Sun, rest and recharge within short-range of New Zealand?
Then don't get out the globe to make plans for a visit to Cuba or thumb through the places to see and stay on the Caribbean island.
However, if your soul is more inquisitive and you have an accepting nature and a week to spare, Cuba should be top of your list. It's a marathon journey from New Zealand and rules about visiting are changing regularly, so research and using a diligent travel agent is wise.
Arriving at Havana Airport acquaints you quickly with life on the island. In single file you are matched against your passport and then directed through a door into the dimly-lit chaotic luggage retrieval area.
Locals all seem to have swathed their luggage in blue plastic wrap while visitors wait as the conveyer belt slowly disgorges their bags. Job done, it's next door for one of the few official money-changers.
Make sure you bring US dollars or euros to exchange into Cuban peso or you'll end up like the distressed young couple whose attempts to change their currency were rebuffed.
We decided to split our trip into three segments - time in Havana, then a visit to the central south coast to stay in Trinidad before going north to Jibacoa which was billed as a coastal resort. Each leg of internal travel was about four hours on adequate roads where signposts were sporadic and indistinct.
Bus travel is popular, so too fixed-price private car hire while homestays are a great and cheap contrast to the more predominant hotels in Havana. There was a quaint attraction about our hotel in the old quarter of a city which houses about 2.7 million inhabitants.
The foyer of the Hotel Raquel was a huge expanse of marble floors and columns, ceiling fans and dim lighting with the unreliable 110v system, ferns and plants in massive pots, several statues, a bar, reception area and dining room for the occupants of the 25 rooms.
At night or when the rains swept through the city, large wooden shutters enclosed the windows while the atrium rose to a stained glass ceiling in the middle of the rooftop viewing platform.
Inspection of the city is best done on foot. If the weather turns dirty, a tuk tuk is a great way to navigate the one-way street systems and if you want a wider tour, you can hire any of the 60-year-old American cars and their talkative operators.
Our driver said a relaxation of the laws allowed him to make more in a day's tips than he did in a month with his computer engineering degree.
We drove the six-lane roads in the outer suburb of Vedado, taking in the massive Place de Revolution square and monuments to Fidel Castro, Che Guevera and the army, before reaching the far end of the Malecon. Its 7km of rock wall shelters the road from the sea-swells and gives fishermen a place to try and hook some daily sustenance.
Imaginative owners cram their shops with a wide range of merchandise while the restaurants and dancing are ubiquitous companions.
Thirsts are dealt to with chilled water, fresh fruit drinks, beers, and the cocktails that headline the options at Floriditas, where Ernest Hemingway slaked his thirst after days writing in his nearby hotel room.

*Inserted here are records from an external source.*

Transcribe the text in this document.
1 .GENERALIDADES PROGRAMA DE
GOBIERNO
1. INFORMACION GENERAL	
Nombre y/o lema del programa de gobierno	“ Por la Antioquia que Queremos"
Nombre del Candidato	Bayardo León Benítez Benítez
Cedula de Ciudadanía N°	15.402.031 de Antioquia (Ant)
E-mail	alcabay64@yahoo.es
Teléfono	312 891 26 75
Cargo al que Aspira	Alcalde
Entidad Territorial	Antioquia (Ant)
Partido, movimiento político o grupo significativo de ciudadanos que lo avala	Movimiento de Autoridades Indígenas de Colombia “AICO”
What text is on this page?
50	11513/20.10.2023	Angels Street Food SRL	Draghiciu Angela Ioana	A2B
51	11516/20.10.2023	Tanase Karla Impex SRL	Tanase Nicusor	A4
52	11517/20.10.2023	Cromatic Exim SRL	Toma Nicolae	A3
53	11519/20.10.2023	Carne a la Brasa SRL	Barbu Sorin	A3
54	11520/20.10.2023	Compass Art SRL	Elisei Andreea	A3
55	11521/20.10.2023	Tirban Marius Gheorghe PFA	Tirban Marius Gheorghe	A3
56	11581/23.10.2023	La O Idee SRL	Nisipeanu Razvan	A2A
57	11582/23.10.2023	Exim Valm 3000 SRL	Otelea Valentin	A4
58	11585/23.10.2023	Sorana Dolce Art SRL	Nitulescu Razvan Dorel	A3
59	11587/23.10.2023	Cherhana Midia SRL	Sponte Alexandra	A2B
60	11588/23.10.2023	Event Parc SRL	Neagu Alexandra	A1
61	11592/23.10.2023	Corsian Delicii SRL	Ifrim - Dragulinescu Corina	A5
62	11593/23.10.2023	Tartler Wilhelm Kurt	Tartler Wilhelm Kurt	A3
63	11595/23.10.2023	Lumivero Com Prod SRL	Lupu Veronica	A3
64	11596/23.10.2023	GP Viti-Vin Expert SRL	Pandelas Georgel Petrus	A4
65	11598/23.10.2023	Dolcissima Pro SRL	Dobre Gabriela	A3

Life for many locals is tough. Their houses are decaying, rain invades their rooms and there is minimal income, while increasing numbers of tourists bring their loot to the capital.
Food is restricted, jobs too unless the young go to university or can hook into an existing family industry. Many have taken up the entrepreneurial avenues tourism has brought to replace the sugar cane industry which went the way of the Russians in 1991.
Ladas run the roads alongside the convoy of American models which are constantly being panel-beaten and repaired as the salt air eats at the brightly painted bodywork of the Chevs, Fords, de Sotos and Chryslers.
JayJay drove our purple 1951 left-hand drive Chev convertible. There's no need for spare cans in the back seat as petrol is widely available at US$1.10 a litre for top grade and 85c for diesel.
Hardship is apparent but the people are warm and welcoming. They share their goods and knowledge because that has been their way of life for so long, and Cubans feel rich in that environment.
The country is not as safe as it used to be but we never felt threatened.
We tried the cigar and rum factories, ate basic beans and rice dishes and more inventive cuisine, visited limestone caves out in the Vinali Valley, prowled the markets, swam in the sea and thanked our instincts which took us to this intriguing country before it absorbed too much American influence.